Many participants look like seasoned hikers look: in hiking pants, on sturdy mountain boots. For others, it’s literally a crusade in jeans — and in sneakers. Such as for Piet Hermus (55), an arable farmer from Zevenbergschenhoek. On October 4, he harvested the last potatoes. The sugar beet harvest starts in November. So in between he had some time to walk to Glasgow.
dead rat
A farmer who joins a climate march, it’s rare, but he doesn’t think it’s weird. “The majority of farmers experience climate change firsthand.
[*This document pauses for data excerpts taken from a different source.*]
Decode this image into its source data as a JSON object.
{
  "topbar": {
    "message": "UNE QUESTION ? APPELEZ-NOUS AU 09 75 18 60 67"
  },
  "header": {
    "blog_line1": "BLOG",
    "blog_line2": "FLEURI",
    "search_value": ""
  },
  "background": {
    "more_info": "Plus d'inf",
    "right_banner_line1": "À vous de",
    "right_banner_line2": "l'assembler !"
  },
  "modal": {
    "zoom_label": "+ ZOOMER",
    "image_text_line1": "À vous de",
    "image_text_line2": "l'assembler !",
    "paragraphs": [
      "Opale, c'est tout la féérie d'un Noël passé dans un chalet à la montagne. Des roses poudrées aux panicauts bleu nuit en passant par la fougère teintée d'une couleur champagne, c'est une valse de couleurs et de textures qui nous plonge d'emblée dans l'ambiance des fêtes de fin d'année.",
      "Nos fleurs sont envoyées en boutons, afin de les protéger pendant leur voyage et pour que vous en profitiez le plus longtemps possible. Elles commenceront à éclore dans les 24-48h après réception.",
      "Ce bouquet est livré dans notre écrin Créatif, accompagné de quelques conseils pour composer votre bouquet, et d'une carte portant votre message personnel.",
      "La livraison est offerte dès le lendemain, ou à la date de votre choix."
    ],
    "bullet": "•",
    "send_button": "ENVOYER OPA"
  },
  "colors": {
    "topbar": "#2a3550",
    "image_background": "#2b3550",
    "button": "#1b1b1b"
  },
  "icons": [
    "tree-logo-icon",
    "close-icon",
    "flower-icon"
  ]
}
I have seen since 1998 that it is raining more and more often and harder. Holland drowns. And at the same time, the soil is becoming drier.”
Hermus was probably the first farmer to come to Amsterdam with a tractor in 2019, in protest against climate change. His message is not for everyone. He received death threats and a dry, dead rat. “But if they intimidate me, I go up a gear.” Among the climate walkers he also hears a lot of “nonsense” these weeks, he says. “but we share the same concerns.”
Hermus thinks it’s a nice budget trip, this ‘vegan food cruise’. Urgenda has asked all hotels if they want to cook vegan meals for the walkers. And along the way there are interesting speakers and visits to innovative companies and climate projects.
Lowest point in the Netherlands
For example, you can receive private lectures this Saturday from professors Leon Lamers and Fons Smolders of Radboud University, who provide the peat meadow area near Nieuwerkerk aan den IJssel, the lowest point in the Netherlands, with text and explanation while walking. “We are walking through a fossil fuel landscape,” says Smolders. “The peat thrives when it is wet, but due to subsidence and dehydration, two million passenger cars are emitted in the Netherlands every year.2 in the air.”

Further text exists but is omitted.